• Smolice
  • czwartek, 28 czerwiec 2018 11:51
  •   895

Dom pielgrzyma przy smolickim sanktuarium?

Dom pielgrzyma przy smolickim sanktuarium?
Dom pielgrzyma przy smolickim sanktuarium? © archiwum

Czy przy Sanktuarium Matki Bożej Uzdrowienia Chorych w Smolicach (gm. Kobylin) powstanie dom pielgrzyma i hospicjum?

Masz zdjęia lub film do tego artykułu?   Wyślij je do nas!

Typography
  • Small
Udostępnij to

– Nie jestem już w rządzie parafialnej i nie chciałbym się wypowiadać – ucina Józef Ratajczak, sołtys Smolic. Ale ludzie i tak swoje wiedzą. – Jest coś na rzeczy, ale to na razie dość podlega perspektywa – mówi osoba dobrze zorientowana w sprawach parafii. Twierdzi też, że proboszcz intensywnie o tym rozmyśla. – Chciałby, aby w Smolicach powstał nie tyle dom pielgrzyma, ile ośrodek dla pielgrzymów oraz placówka dla osób starszych i schorowanych. I choć, jak oceniają ludzie, plan jest ambitny, i już powstały koncepcję, jak to ma wyglądać, to pojawiły się też kłopoty. Bo obiekt miałby być zlokalizowany w terenie objętym ochroną zabytków, a o budowę w takim otoczeniu trzeba pytać konserwatora. Ten – przynajmniej na razie – nic o ewentualnej inwestycji w Smolicach nie wie.

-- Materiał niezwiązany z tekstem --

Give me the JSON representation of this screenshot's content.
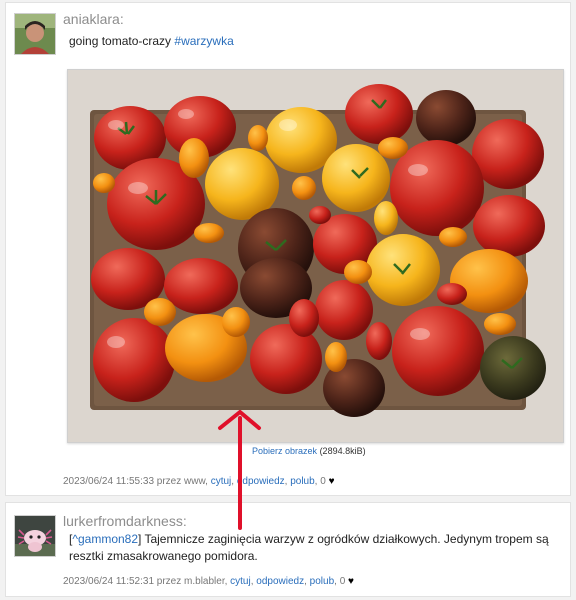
{
  "posts": [
    {
      "username": "aniaklara:",
      "text_prefix": "going tomato-crazy ",
      "hashtag": "#warzywka",
      "download": {
        "link_label": "Pobierz obrazek",
        "size": "(2894.8kiB)"
      },
      "meta": {
        "timestamp": "2023/06/24 11:55:33 przez www,",
        "actions": [
          "cytuj",
          "odpowiedz",
          "polub"
        ],
        "likes": "0"
      },
      "avatar_icon": "user-avatar-photo"
    },
    {
      "username": "lurkerfromdarkness:",
      "reply_to": "^gammon82",
      "text": "Tajemnicze zaginięcia warzyw z ogródków działkowych. Jedynym tropem są resztki zmasakrowanego pomidora.",
      "meta": {
        "timestamp": "2023/06/24 11:52:31 przez m.blabler,",
        "actions": [
          "cytuj",
          "odpowiedz",
          "polub"
        ],
        "likes": "0"
      },
      "avatar_icon": "axolotl-avatar"
    }
  ],
  "colors": {
    "link": "#2a6ebb",
    "annotation_arrow": "#e0102a",
    "username": "#8d8d8d"
  }
}
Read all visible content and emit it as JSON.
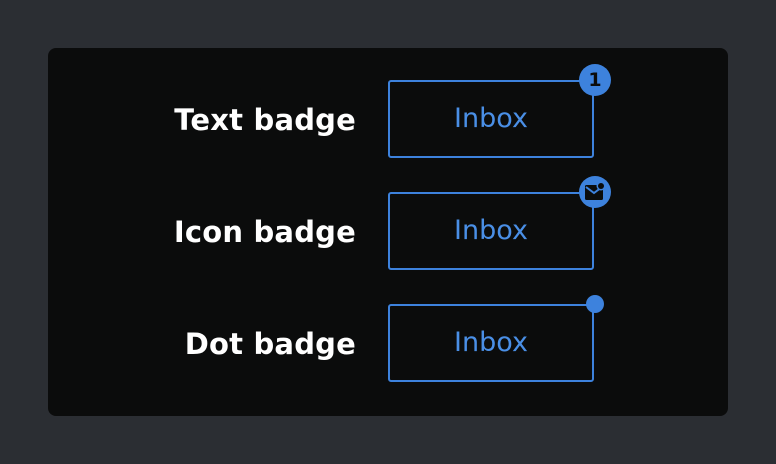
{
  "rows": [
    {
      "label": "Text badge",
      "button_label": "Inbox",
      "badge_text": "1",
      "badge_type": "text"
    },
    {
      "label": "Icon badge",
      "button_label": "Inbox",
      "badge_icon": "mail-notification-icon",
      "badge_type": "icon"
    },
    {
      "label": "Dot badge",
      "button_label": "Inbox",
      "badge_type": "dot"
    }
  ],
  "colors": {
    "page_background": "#2b2e33",
    "panel_background": "#0b0c0c",
    "accent": "#3d82dd",
    "label_text": "#ffffff"
  }
}
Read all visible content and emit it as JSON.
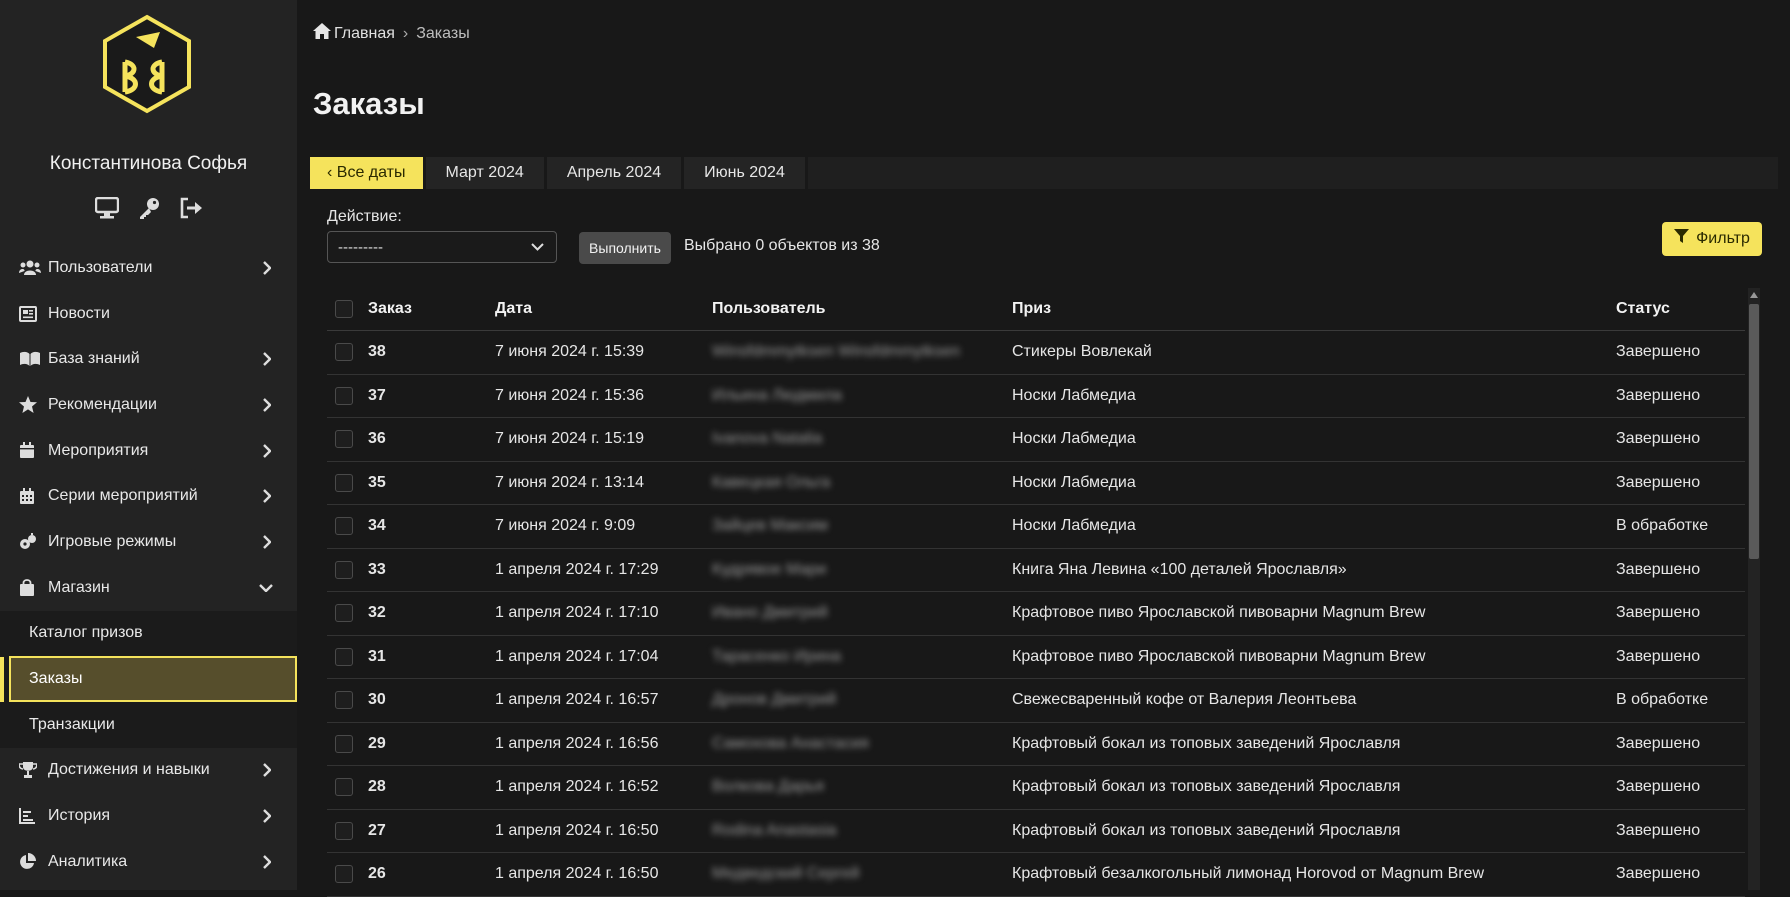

Sam proboszcz też unika tematu. Nieco bardziej skora do komentarza jest natomiast rzeczniczka parafii. – Ze względu na ilość pielgrzymów tu przebywających, wskazane byłoby, by powstał Dom Pielgrzyma. Jednak na dzień dzisiejszy nie ma koncepcji budowy takiego obiektu. Cieszylibyśmy się, gdyby hospicjum powstało w Smolicach, no bo, jak nie tu, przy sanktuarium Matki Bożej Pocieszenia Chorych? Jakże to byłoby wymowne – mówi Dorota Krajewska, rzecznik prasowy Sanktuarium Matki Bożej Uzdrowienia Chorych w Smolicach.

Podkreśla, że pielgrzymów jest co roku sporo. – Na razie jednak nie myślimy o tym, bo wiadomo, że wiąże się to z ogromnymi kosztami finansowymi. W tej chwili priorytetem dla parafii jest zgromadzenie środków na montaż miedzianego pokrycia dachowego. – To jest wydatek i cel numer jeden w naszej parafii – podsumowuje Dorota Krajewska.

Publikacja:
Sebastian Kalak
Podoba Ci się?
Rate this item
(0 głosów)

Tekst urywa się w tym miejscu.